Corregedor nacional vê indícios de irregularidade em decisão que citou “vínculo afetivo” para afastar crime de estupro
O corregedor nacional de Justiça, ministro Mauro Campbell, instaurou neste sábado (21/2) um Pedido de Providências para apurar a conduta do desembargador Magid Nauef Láuar e a atuação do Tribunal de Justiça de Minas Gerais (TJMG). A medida foi tomada de ofício — ou seja, por iniciativa própria do corregedor — após a repercussão de uma decisão da 9ª Câmara Criminal que absolveu um homem de 35 anos acusado de estupro de vulnerável contra uma menina de 12 anos.

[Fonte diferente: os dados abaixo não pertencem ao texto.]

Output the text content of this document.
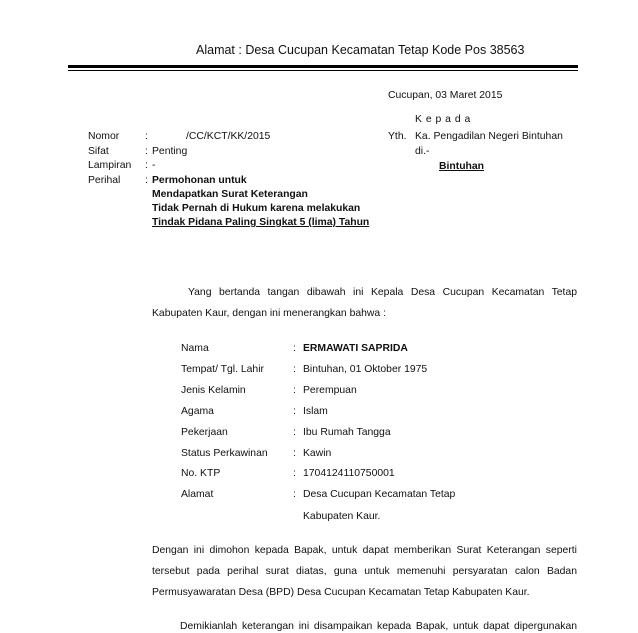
Alamat : Desa Cucupan Kecamatan Tetap Kode Pos 38563
Cucupan, 03 Maret 2015
K e p a d a
Yth. Ka. Pengadilan Negeri Bintuhan
di.-
Bintuhan
Nomor :	/CC/KCT/KK/2015
Sifat	: Penting
Lampiran : -
Perihal : Permohonan untuk
Mendapatkan Surat Keterangan
Tidak Pernah di Hukum karena melakukan
Tindak Pidana Paling Singkat 5 (lima) Tahun
Yang bertanda tangan dibawah ini Kepala Desa Cucupan Kecamatan Tetap
Kabupaten Kaur, dengan ini menerangkan bahwa :
Nama	: ERMAWATI SAPRIDA
Tempat/ Tgl. Lahir	: Bintuhan, 01 Oktober 1975
Jenis Kelamin	: Perempuan
Agama	: Islam
Pekerjaan	: Ibu Rumah Tangga
Status Perkawinan : Kawin
No. KTP	: 1704124110750001
Alamat	: Desa Cucupan Kecamatan Tetap
Kabupaten Kaur.
Dengan ini dimohon kepada Bapak, untuk dapat memberikan Surat Keterangan seperti
tersebut pada perihal surat diatas, guna untuk memenuhi persyaratan calon Badan
Permusyawaratan Desa (BPD) Desa Cucupan Kecamatan Tetap Kabupaten Kaur.
Demikianlah keterangan ini disampaikan kepada Bapak, untuk dapat dipergunakan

O desembargador e o tribunal têm cinco dias para prestar esclarecimentos ao Conselho Nacional de Justiça (CNJ). No centro da controvérsia está o argumento utilizado pelo magistrado para livrar o réu e a mãe da vítima da condenação: a existência de um suposto “vínculo afetivo consensual” e a aceitação dos pais para que o homem e a criança vivessem como um casal. O caso agora tramita sob sigilo para preservar a menor.
Argumento de “vínculo afetivo” choca juristas e autoridades
Ao fundamentar a absolvição, o desembargador Magid Nauef Láuar afirmou que o relacionamento não decorreu de violência ou coação, mas de uma união vivenciada “aos olhos de todos”. Entretanto, o Ministério Público de Minas Gerais (MPMG) reagiu duramente, lembrando que o ordenamento jurídico brasileiro estabelece a presunção absoluta de vulnerabilidade para menores de 14 anos.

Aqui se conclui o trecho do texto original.